Bringing the summoning world into pedagogy
Kate is deeply invested in finding ways and spaces where young people can be in that space of longing, going beyond achieving mastery over a subject and instead coaxing them to think about what they want their life to be like. And that’s how she, with a couple of other colleagues with similar preoccupations, co-founded the City School of Arts that teaches through arts integration. The idea, she says, is to teach young folks to explicitly come forward into this messy space with the pedagogue and be with them as they figure out the bigger questions of life, to build a bridge between their clattering and summoning worlds.
“How are we teaching them how to define their own practices?” asks Kate, “They might not care about light on buildings but how can I ask them, ‘What is that thing that you’re really fascinated with? That can be your cue to drop in, away from the clatter and into the longing, into the summoning world.’ That, to me, feels like an interesting place of inquiry.”
Kate strongly believes that theatre is also a way to tap into a glimmer of magic with young folks. She gives an example of working on musicals with children. “What I love about it is that it gives us a structure in which we can move towards some of that glimmer. Some of those unscripted, unrehearsed moments that emerge in those spaces when it’s three days to opening night, and we have to solve a problem and the costume is falling off and the light is falling down. And yet, oh my gosh, this little glowing orb of a bit of goodness emerges and a kid who’s been blocked, opens and somebody else gasps. That’s the thing that’s sublime. And often that happens, not because of the institution, but despite it,” she says.

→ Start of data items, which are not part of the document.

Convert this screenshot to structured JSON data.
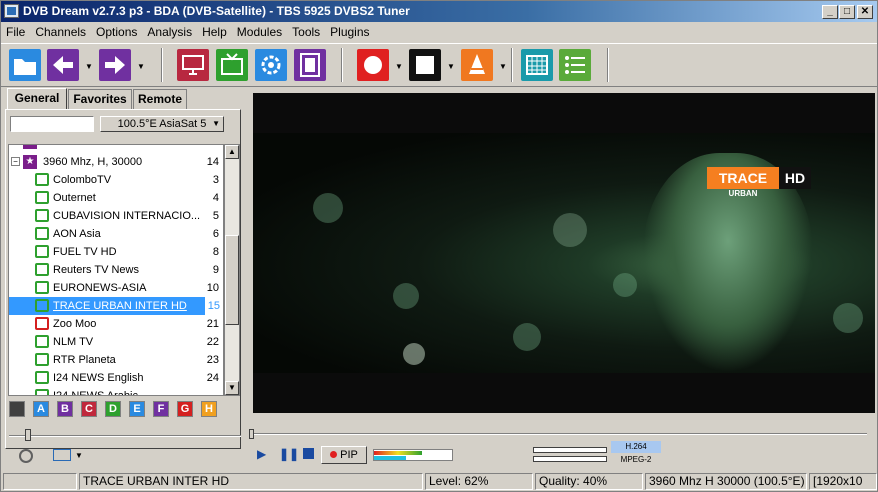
{
  "window": {
    "title": "DVB Dream v2.7.3 p3 - BDA (DVB-Satellite)  -  TBS 5925 DVBS2 Tuner",
    "min": "_",
    "max": "□",
    "close": "✕"
  },
  "menu": [
    "File",
    "Channels",
    "Options",
    "Analysis",
    "Help",
    "Modules",
    "Tools",
    "Plugins"
  ],
  "tabs": [
    "General",
    "Favorites",
    "Remote"
  ],
  "satellite": "100.5°E AsiaSat 5",
  "transponder": {
    "label": "3960 Mhz, H, 30000",
    "count": "14"
  },
  "channels": [
    {
      "name": "ColomboTV",
      "num": "3",
      "color": "green"
    },
    {
      "name": "Outernet",
      "num": "4",
      "color": "green"
    },
    {
      "name": "CUBAVISION INTERNACIO...",
      "num": "5",
      "color": "green"
    },
    {
      "name": "AON Asia",
      "num": "6",
      "color": "green"
    },
    {
      "name": "FUEL TV HD",
      "num": "8",
      "color": "green"
    },
    {
      "name": "Reuters TV News",
      "num": "9",
      "color": "green"
    },
    {
      "name": "EURONEWS-ASIA",
      "num": "10",
      "color": "green"
    },
    {
      "name": "TRACE URBAN INTER HD",
      "num": "15",
      "color": "green",
      "selected": true
    },
    {
      "name": "Zoo Moo",
      "num": "21",
      "color": "red"
    },
    {
      "name": "NLM TV",
      "num": "22",
      "color": "green"
    },
    {
      "name": "RTR Planeta",
      "num": "23",
      "color": "green"
    },
    {
      "name": "I24 NEWS English",
      "num": "24",
      "color": "green"
    },
    {
      "name": "I24 NEWS Arabic",
      "num": "",
      "color": "green"
    }
  ],
  "letters": [
    {
      "l": "",
      "c": "#404040"
    },
    {
      "l": "A",
      "c": "#2a8ae0"
    },
    {
      "l": "B",
      "c": "#7030a0"
    },
    {
      "l": "C",
      "c": "#c0283c"
    },
    {
      "l": "D",
      "c": "#2ea02e"
    },
    {
      "l": "E",
      "c": "#2a8ae0"
    },
    {
      "l": "F",
      "c": "#7030a0"
    },
    {
      "l": "G",
      "c": "#d42020"
    },
    {
      "l": "H",
      "c": "#f0a020"
    }
  ],
  "video": {
    "logo_main": "TRACE",
    "logo_hd": "HD",
    "logo_sub": "URBAN"
  },
  "controls": {
    "pip": "PIP",
    "codec": "H.264",
    "format": "MPEG-2"
  },
  "status": {
    "channel": "TRACE URBAN INTER HD",
    "level": "Level: 62%",
    "quality": "Quality: 40%",
    "tp": "3960 Mhz  H  30000  (100.5°E)",
    "res": "[1920x10"
  },
  "colors": {
    "accent": "#0a246a",
    "selection": "#3399ff",
    "trace_orange": "#f57f20"
  }
}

There is something deeply generative about longing. We live in what psychoanalyst Clarissa Pinkola Estés calls the over-culture. “We live in a culture that just wants to squeeze that longing down and tamp it out of us,” says Kate. A few years ago, Kate realised, to her alarm, that her own creative practice had atrophied in the midst of being a young parent and running a full-fledged school. Every attempt to “be creative” was marred by the pressure to make it perfect, to make it ‘meaningful’, to have it be a powerful piece of art that had something to say about the world it was situated in. It was overwhelming but Kate paused to ask herself, if that was the desire, what was the longing underneath? And a tiny voice responded: it was the longing to make a little something every day, to give it space and simplicity.
It is that practice of giving our longing space to breathe in this world, be it through painting on a page of a book each day, or walking, or simply observing, that changes the way we relate to the world we live in. It widens the door into our portals, our summoning worlds.
As the conversation comes to a close, Kate shares, “That radical act of giving longing breath and air and space and volume… be able to say out loud, ‘I’ve never said this out loud but’… It alchemizes things in the actual lived world.”